See also Senate Report on S. 2240, 97th Cong., 2d Sess. (1982) which, as subsequently amended with respect to other matters, was enacted into law as the Act. The Senate Report contains the following:
If the Panel finds there is not sufficient evidence to support a conclusion that an adverse impact will occur, it is expected that the Panel will direct the parties to fully negotiate out the particular schedule and not to simply impose it on the agency. S. REP. NO. 97-365, 97th Cong., 2d Sess. 15-16 (1982).
5. 5 U.S.C. § 6131(b) defines adverse agency impact as:
(1) a reduction of the productivity of the agency;
(2) a diminished level of the services furnished to the public by the agency; or
(3) an increase in the cost of agency operations (other than a reasonable administrative cost relating to the process of establishing a flexible or compressed work schedule).
The Act's legislative history clearly indicates that the Employer bears the burden of proving adverse agency impact. S. REP. NO. 97-365, 97th Cong., 2d Sess. at 16.
6.Article 18, Section b, provides that the Office of the General Counsel in the Central Office will review CWS agreements within 30 days of signing. If the agreement is found "insufficient from a technical or legal standpoint" the parties may renegotiate the schedule or exercise statutory appeal rights.
7.Under the Employer's Sign Factory scenario, on Friday in week 1, staff member # 2 is off, staff member # 3 leaves at 3 p.m., and another staff member must be assigned to cover the metal detector. If another employee is away on leave or in training, the ratio of inmates to staff would rise to 100 to 1. On Friday in week 2, three employees take their RDO. The same low staffing ratio is predicted to occur.
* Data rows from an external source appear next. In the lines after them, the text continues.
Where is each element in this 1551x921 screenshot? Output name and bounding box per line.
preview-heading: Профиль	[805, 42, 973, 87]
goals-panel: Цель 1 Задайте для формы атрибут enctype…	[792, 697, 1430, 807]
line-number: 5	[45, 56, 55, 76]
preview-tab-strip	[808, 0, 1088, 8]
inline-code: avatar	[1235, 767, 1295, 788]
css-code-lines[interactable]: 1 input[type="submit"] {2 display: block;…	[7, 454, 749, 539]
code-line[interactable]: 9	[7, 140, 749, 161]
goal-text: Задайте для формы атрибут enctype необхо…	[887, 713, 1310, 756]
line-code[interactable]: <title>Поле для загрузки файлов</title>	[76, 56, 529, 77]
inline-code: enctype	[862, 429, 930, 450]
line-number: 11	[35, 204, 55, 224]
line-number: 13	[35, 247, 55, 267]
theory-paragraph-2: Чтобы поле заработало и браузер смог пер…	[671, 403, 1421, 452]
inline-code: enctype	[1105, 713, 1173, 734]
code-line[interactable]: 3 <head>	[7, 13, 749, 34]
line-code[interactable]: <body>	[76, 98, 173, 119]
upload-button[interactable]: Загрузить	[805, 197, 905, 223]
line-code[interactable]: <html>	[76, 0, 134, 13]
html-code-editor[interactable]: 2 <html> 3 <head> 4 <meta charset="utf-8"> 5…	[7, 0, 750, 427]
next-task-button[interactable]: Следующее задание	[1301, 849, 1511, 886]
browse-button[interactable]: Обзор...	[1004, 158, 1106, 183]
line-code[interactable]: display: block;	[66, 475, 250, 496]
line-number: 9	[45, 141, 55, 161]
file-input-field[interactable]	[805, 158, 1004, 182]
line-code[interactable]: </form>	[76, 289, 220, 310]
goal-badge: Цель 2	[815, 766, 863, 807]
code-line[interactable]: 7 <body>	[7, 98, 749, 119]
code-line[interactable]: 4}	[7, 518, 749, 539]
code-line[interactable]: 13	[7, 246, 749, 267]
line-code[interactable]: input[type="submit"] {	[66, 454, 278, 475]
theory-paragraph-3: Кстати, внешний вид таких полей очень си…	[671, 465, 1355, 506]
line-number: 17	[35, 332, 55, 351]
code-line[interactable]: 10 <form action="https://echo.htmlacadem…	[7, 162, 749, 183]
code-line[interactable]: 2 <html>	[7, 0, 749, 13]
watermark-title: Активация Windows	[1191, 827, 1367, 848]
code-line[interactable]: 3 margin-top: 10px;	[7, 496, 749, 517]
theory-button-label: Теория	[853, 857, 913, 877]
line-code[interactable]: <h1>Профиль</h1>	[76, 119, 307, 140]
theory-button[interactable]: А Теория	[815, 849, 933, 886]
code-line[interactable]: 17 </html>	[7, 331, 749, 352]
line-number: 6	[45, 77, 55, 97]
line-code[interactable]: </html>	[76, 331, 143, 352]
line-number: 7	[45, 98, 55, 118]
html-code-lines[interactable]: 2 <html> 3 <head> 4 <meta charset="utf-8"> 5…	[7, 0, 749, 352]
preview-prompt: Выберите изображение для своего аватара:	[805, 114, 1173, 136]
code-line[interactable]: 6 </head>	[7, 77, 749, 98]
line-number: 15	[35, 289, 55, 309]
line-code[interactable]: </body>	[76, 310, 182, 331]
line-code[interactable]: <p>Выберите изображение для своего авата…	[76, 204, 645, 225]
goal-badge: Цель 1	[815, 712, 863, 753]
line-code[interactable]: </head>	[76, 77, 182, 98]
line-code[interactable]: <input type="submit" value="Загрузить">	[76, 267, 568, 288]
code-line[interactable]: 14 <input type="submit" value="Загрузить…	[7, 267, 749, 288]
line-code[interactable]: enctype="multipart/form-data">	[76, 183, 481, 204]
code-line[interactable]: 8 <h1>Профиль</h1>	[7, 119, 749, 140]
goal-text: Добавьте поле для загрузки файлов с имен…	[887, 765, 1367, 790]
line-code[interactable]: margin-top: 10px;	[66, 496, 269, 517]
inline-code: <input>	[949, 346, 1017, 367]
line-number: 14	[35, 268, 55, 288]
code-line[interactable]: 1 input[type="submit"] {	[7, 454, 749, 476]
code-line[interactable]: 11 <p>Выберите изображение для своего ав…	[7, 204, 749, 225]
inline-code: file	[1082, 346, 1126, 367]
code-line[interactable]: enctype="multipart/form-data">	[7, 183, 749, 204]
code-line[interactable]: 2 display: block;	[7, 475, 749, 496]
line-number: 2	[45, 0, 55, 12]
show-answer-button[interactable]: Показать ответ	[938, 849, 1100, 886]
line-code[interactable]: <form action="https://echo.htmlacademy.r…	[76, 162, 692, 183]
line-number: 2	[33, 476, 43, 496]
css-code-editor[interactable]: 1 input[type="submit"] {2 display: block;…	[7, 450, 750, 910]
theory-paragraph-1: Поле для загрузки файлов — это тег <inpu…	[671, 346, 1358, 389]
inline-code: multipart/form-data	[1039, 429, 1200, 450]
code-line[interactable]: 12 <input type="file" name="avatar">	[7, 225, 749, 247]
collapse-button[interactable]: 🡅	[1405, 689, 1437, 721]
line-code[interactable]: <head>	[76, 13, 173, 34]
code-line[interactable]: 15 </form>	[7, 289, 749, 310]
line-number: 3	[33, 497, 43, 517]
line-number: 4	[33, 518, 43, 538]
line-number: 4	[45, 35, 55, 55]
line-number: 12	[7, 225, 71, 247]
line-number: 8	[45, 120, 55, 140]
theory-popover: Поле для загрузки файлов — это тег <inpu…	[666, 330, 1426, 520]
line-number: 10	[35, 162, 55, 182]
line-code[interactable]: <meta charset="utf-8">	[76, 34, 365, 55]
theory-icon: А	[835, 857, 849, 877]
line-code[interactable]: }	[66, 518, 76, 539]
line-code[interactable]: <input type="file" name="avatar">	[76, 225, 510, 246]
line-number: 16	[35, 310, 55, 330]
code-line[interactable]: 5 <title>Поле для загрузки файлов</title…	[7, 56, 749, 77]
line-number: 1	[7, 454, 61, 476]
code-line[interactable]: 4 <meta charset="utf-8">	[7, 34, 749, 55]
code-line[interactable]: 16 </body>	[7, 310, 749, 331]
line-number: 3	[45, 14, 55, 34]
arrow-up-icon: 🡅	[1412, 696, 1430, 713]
The Employer states under such circumstances it would close the Sign Factory on those days.
8.The count is essentially a mandatory roll call to ensure that no inmate has escaped.
9.In addition, during the informal conference the Union indicated it would be willing to consider a number of options, including possibly limiting the CWS to the Cable Factory because of the small size and daily operations of the Print Shop, the Sign Factory, and the Business Office.
10.The Union proposes moving inmates some 10 to 30 minutes earlier in the morning and later in the afternoon.
11.At UNICOR Allenwood, employees do not work a paid lunch; instead they begin 15 minutes earlier and end 15 minutes later than the Union proposes in the instant case.
12.In reflecting on the Panel's considerable body of experience evaluating adverse agency impact claims, we note that the framework of the Act appears to encourage parties to focus on their rights rather than their interests when negotiating CWS, and often leads to the early hardening of positions in circumstances where maximum flexibility and creativity is demanded.